A coalition of 31 global think tanks has called for immediate abolishment of import tariffs that are applied by many countries on medical supplies and personal protective equipment (PPE).

According to them, these tariffs are driving up prices and reducing availability.

They also called on global leaders to avoid export bans, which are exacerbating global shortages of essential medical goods by disrupting global manufacturing supply chains.

These were in a statement issued by one of the think tanks, IMANI Africa, on behalf of the coalition in Accra ahead of World Health Assembly, to be attended virtually by member states of the World Health Organisation on May 17, 2020, in Geneva.

According to the think tanks, customs red tape should be reviewed to keep goods crossing borders as quickly as possible and commit to open trade to help tackle the COVID-19 pandemic.

The statement noted that innovation was crucial to finding a long-term solution to a newly identified disease like COVID-19, including the invention of new therapeutics and vaccines and their mass manufacture and rapid distribution.

“The think tanks call on governments to support needed innovation by facilitating the cross-border flow of epidemiological and clinical data related to COVID-19.  They should also avoid pre-emptively removing intellectual property rights from any new vaccines or treatments that emerge.

The world needs more companies to join the quest for new treatments and vaccines, not policies that send a strong signal to stay away. Intellectual property rights are vital to support coordinated mass manufacturing scale-up and global distribution,” it said.
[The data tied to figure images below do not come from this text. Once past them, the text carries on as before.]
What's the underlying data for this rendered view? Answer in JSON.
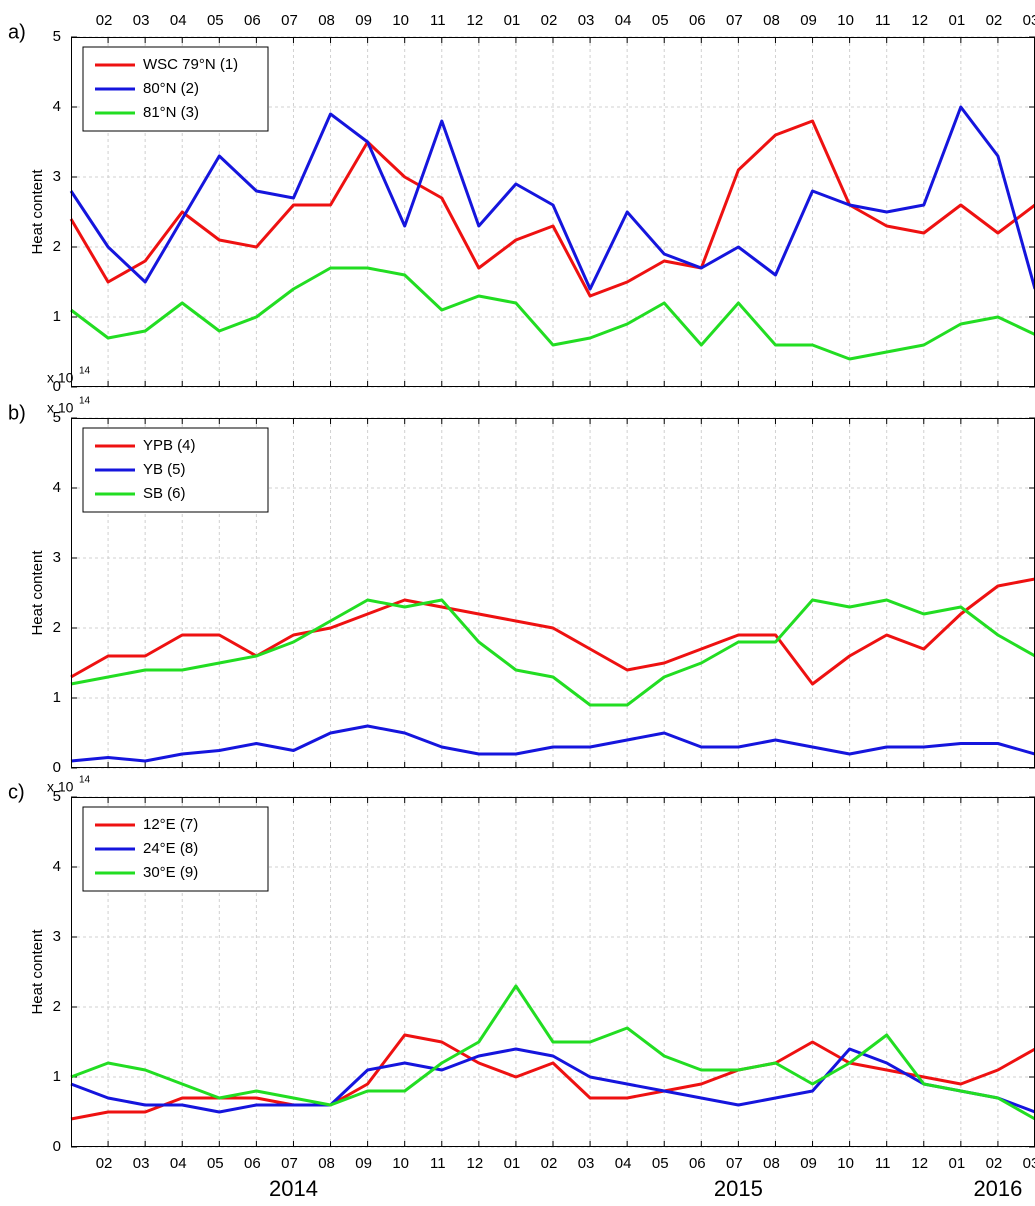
{
  "chart_data": [
    {
      "type": "line",
      "panel_label": "a)",
      "ylabel": "Heat content",
      "exponent": {
        "base": "x 10",
        "power": "14"
      },
      "xtick_label_side": "top",
      "legend": "upper left",
      "grid": true,
      "xlim": [
        "2014-01",
        "2016-03"
      ],
      "ylim": [
        0,
        5
      ],
      "yticks": [
        0,
        1,
        2,
        3,
        4,
        5
      ],
      "xticks": [
        {
          "value": "2014-02",
          "label": "02"
        },
        {
          "value": "2014-03",
          "label": "03"
        },
        {
          "value": "2014-04",
          "label": "04"
        },
        {
          "value": "2014-05",
          "label": "05"
        },
        {
          "value": "2014-06",
          "label": "06"
        },
        {
          "value": "2014-07",
          "label": "07"
        },
        {
          "value": "2014-08",
          "label": "08"
        },
        {
          "value": "2014-09",
          "label": "09"
        },
        {
          "value": "2014-10",
          "label": "10"
        },
        {
          "value": "2014-11",
          "label": "11"
        },
        {
          "value": "2014-12",
          "label": "12"
        },
        {
          "value": "2015-01",
          "label": "01"
        },
        {
          "value": "2015-02",
          "label": "02"
        },
        {
          "value": "2015-03",
          "label": "03"
        },
        {
          "value": "2015-04",
          "label": "04"
        },
        {
          "value": "2015-05",
          "label": "05"
        },
        {
          "value": "2015-06",
          "label": "06"
        },
        {
          "value": "2015-07",
          "label": "07"
        },
        {
          "value": "2015-08",
          "label": "08"
        },
        {
          "value": "2015-09",
          "label": "09"
        },
        {
          "value": "2015-10",
          "label": "10"
        },
        {
          "value": "2015-11",
          "label": "11"
        },
        {
          "value": "2015-12",
          "label": "12"
        },
        {
          "value": "2016-01",
          "label": "01"
        },
        {
          "value": "2016-02",
          "label": "02"
        },
        {
          "value": "2016-03",
          "label": "03"
        }
      ],
      "x": [
        "2014-01",
        "2014-02",
        "2014-03",
        "2014-04",
        "2014-05",
        "2014-06",
        "2014-07",
        "2014-08",
        "2014-09",
        "2014-10",
        "2014-11",
        "2014-12",
        "2015-01",
        "2015-02",
        "2015-03",
        "2015-04",
        "2015-05",
        "2015-06",
        "2015-07",
        "2015-08",
        "2015-09",
        "2015-10",
        "2015-11",
        "2015-12",
        "2016-01",
        "2016-02",
        "2016-03"
      ],
      "series": [
        {
          "name": "WSC 79°N (1)",
          "color": "#ee1111",
          "values": [
            2.4,
            1.5,
            1.8,
            2.5,
            2.1,
            2.0,
            2.6,
            2.6,
            3.5,
            3.0,
            2.7,
            1.7,
            2.1,
            2.3,
            1.3,
            1.5,
            1.8,
            1.7,
            3.1,
            3.6,
            3.8,
            2.6,
            2.3,
            2.2,
            2.6,
            2.2,
            2.6
          ]
        },
        {
          "name": "80°N (2)",
          "color": "#1515dd",
          "values": [
            2.8,
            2.0,
            1.5,
            2.4,
            3.3,
            2.8,
            2.7,
            3.9,
            3.5,
            2.3,
            3.8,
            2.3,
            2.9,
            2.6,
            1.4,
            2.5,
            1.9,
            1.7,
            2.0,
            1.6,
            2.8,
            2.6,
            2.5,
            2.6,
            4.0,
            3.3,
            1.4
          ]
        },
        {
          "name": "81°N (3)",
          "color": "#22dd22",
          "values": [
            1.1,
            0.7,
            0.8,
            1.2,
            0.8,
            1.0,
            1.4,
            1.7,
            1.7,
            1.6,
            1.1,
            1.3,
            1.2,
            0.6,
            0.7,
            0.9,
            1.2,
            0.6,
            1.2,
            0.6,
            0.6,
            0.4,
            0.5,
            0.6,
            0.9,
            1.0,
            0.75
          ]
        }
      ]
    },
    {
      "type": "line",
      "panel_label": "b)",
      "ylabel": "Heat content",
      "exponent": {
        "base": "x 10",
        "power": "14"
      },
      "xtick_label_side": "none",
      "legend": "upper left",
      "grid": true,
      "xlim": [
        "2014-01",
        "2016-03"
      ],
      "ylim": [
        0,
        5
      ],
      "yticks": [
        0,
        1,
        2,
        3,
        4,
        5
      ],
      "xticks": [
        "2014-02",
        "2014-03",
        "2014-04",
        "2014-05",
        "2014-06",
        "2014-07",
        "2014-08",
        "2014-09",
        "2014-10",
        "2014-11",
        "2014-12",
        "2015-01",
        "2015-02",
        "2015-03",
        "2015-04",
        "2015-05",
        "2015-06",
        "2015-07",
        "2015-08",
        "2015-09",
        "2015-10",
        "2015-11",
        "2015-12",
        "2016-01",
        "2016-02",
        "2016-03"
      ],
      "x": [
        "2014-01",
        "2014-02",
        "2014-03",
        "2014-04",
        "2014-05",
        "2014-06",
        "2014-07",
        "2014-08",
        "2014-09",
        "2014-10",
        "2014-11",
        "2014-12",
        "2015-01",
        "2015-02",
        "2015-03",
        "2015-04",
        "2015-05",
        "2015-06",
        "2015-07",
        "2015-08",
        "2015-09",
        "2015-10",
        "2015-11",
        "2015-12",
        "2016-01",
        "2016-02",
        "2016-03"
      ],
      "series": [
        {
          "name": "YPB (4)",
          "color": "#ee1111",
          "values": [
            1.3,
            1.6,
            1.6,
            1.9,
            1.9,
            1.6,
            1.9,
            2.0,
            2.2,
            2.4,
            2.3,
            2.2,
            2.1,
            2.0,
            1.7,
            1.4,
            1.5,
            1.7,
            1.9,
            1.9,
            1.2,
            1.6,
            1.9,
            1.7,
            2.2,
            2.6,
            2.7
          ]
        },
        {
          "name": "YB (5)",
          "color": "#1515dd",
          "values": [
            0.1,
            0.15,
            0.1,
            0.2,
            0.25,
            0.35,
            0.25,
            0.5,
            0.6,
            0.5,
            0.3,
            0.2,
            0.2,
            0.3,
            0.3,
            0.4,
            0.5,
            0.3,
            0.3,
            0.4,
            0.3,
            0.2,
            0.3,
            0.3,
            0.35,
            0.35,
            0.2
          ]
        },
        {
          "name": "SB (6)",
          "color": "#22dd22",
          "values": [
            1.2,
            1.3,
            1.4,
            1.4,
            1.5,
            1.6,
            1.8,
            2.1,
            2.4,
            2.3,
            2.4,
            1.8,
            1.4,
            1.3,
            0.9,
            0.9,
            1.3,
            1.5,
            1.8,
            1.8,
            2.4,
            2.3,
            2.4,
            2.2,
            2.3,
            1.9,
            1.6
          ]
        }
      ]
    },
    {
      "type": "line",
      "panel_label": "c)",
      "ylabel": "Heat content",
      "exponent": {
        "base": "x 10",
        "power": "14"
      },
      "xtick_label_side": "bottom",
      "legend": "upper left",
      "grid": true,
      "years": [
        "2014",
        "2015",
        "2016"
      ],
      "xlim": [
        "2014-01",
        "2016-03"
      ],
      "ylim": [
        0,
        5
      ],
      "yticks": [
        0,
        1,
        2,
        3,
        4,
        5
      ],
      "xticks": [
        {
          "value": "2014-02",
          "label": "02"
        },
        {
          "value": "2014-03",
          "label": "03"
        },
        {
          "value": "2014-04",
          "label": "04"
        },
        {
          "value": "2014-05",
          "label": "05"
        },
        {
          "value": "2014-06",
          "label": "06"
        },
        {
          "value": "2014-07",
          "label": "07"
        },
        {
          "value": "2014-08",
          "label": "08"
        },
        {
          "value": "2014-09",
          "label": "09"
        },
        {
          "value": "2014-10",
          "label": "10"
        },
        {
          "value": "2014-11",
          "label": "11"
        },
        {
          "value": "2014-12",
          "label": "12"
        },
        {
          "value": "2015-01",
          "label": "01"
        },
        {
          "value": "2015-02",
          "label": "02"
        },
        {
          "value": "2015-03",
          "label": "03"
        },
        {
          "value": "2015-04",
          "label": "04"
        },
        {
          "value": "2015-05",
          "label": "05"
        },
        {
          "value": "2015-06",
          "label": "06"
        },
        {
          "value": "2015-07",
          "label": "07"
        },
        {
          "value": "2015-08",
          "label": "08"
        },
        {
          "value": "2015-09",
          "label": "09"
        },
        {
          "value": "2015-10",
          "label": "10"
        },
        {
          "value": "2015-11",
          "label": "11"
        },
        {
          "value": "2015-12",
          "label": "12"
        },
        {
          "value": "2016-01",
          "label": "01"
        },
        {
          "value": "2016-02",
          "label": "02"
        },
        {
          "value": "2016-03",
          "label": "03"
        }
      ],
      "x": [
        "2014-01",
        "2014-02",
        "2014-03",
        "2014-04",
        "2014-05",
        "2014-06",
        "2014-07",
        "2014-08",
        "2014-09",
        "2014-10",
        "2014-11",
        "2014-12",
        "2015-01",
        "2015-02",
        "2015-03",
        "2015-04",
        "2015-05",
        "2015-06",
        "2015-07",
        "2015-08",
        "2015-09",
        "2015-10",
        "2015-11",
        "2015-12",
        "2016-01",
        "2016-02",
        "2016-03"
      ],
      "series": [
        {
          "name": "12°E (7)",
          "color": "#ee1111",
          "values": [
            0.4,
            0.5,
            0.5,
            0.7,
            0.7,
            0.7,
            0.6,
            0.6,
            0.9,
            1.6,
            1.5,
            1.2,
            1.0,
            1.2,
            0.7,
            0.7,
            0.8,
            0.9,
            1.1,
            1.2,
            1.5,
            1.2,
            1.1,
            1.0,
            0.9,
            1.1,
            1.4
          ]
        },
        {
          "name": "24°E (8)",
          "color": "#1515dd",
          "values": [
            0.9,
            0.7,
            0.6,
            0.6,
            0.5,
            0.6,
            0.6,
            0.6,
            1.1,
            1.2,
            1.1,
            1.3,
            1.4,
            1.3,
            1.0,
            0.9,
            0.8,
            0.7,
            0.6,
            0.7,
            0.8,
            1.4,
            1.2,
            0.9,
            0.8,
            0.7,
            0.5
          ]
        },
        {
          "name": "30°E (9)",
          "color": "#22dd22",
          "values": [
            1.0,
            1.2,
            1.1,
            0.9,
            0.7,
            0.8,
            0.7,
            0.6,
            0.8,
            0.8,
            1.2,
            1.5,
            2.3,
            1.5,
            1.5,
            1.7,
            1.3,
            1.1,
            1.1,
            1.2,
            0.9,
            1.2,
            1.6,
            0.9,
            0.8,
            0.7,
            0.4
          ]
        }
      ]
    }
  ]
}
Franklin Cudjoe, founding president of IMANI Africa, was quoted to have said that, “we are concerned that many countries are looking to the failed ideas of the past to address the crisis.

Barriers are being erected that are deepening shortages of medical supplies, undermining innovation and hampering efforts to beat the disease.

His view as stated by the statement was that the situation was compounded in relatively poor and poor countries, where patients are being failed by the lack of investment in domestic health care infrastructure.

“Now is not the time for countries to look inwards. The crisis will only be resolved, and economies will only recover, if countries are allowed to trade and collaborate freely with each other,” Mr Cudjoe concluded.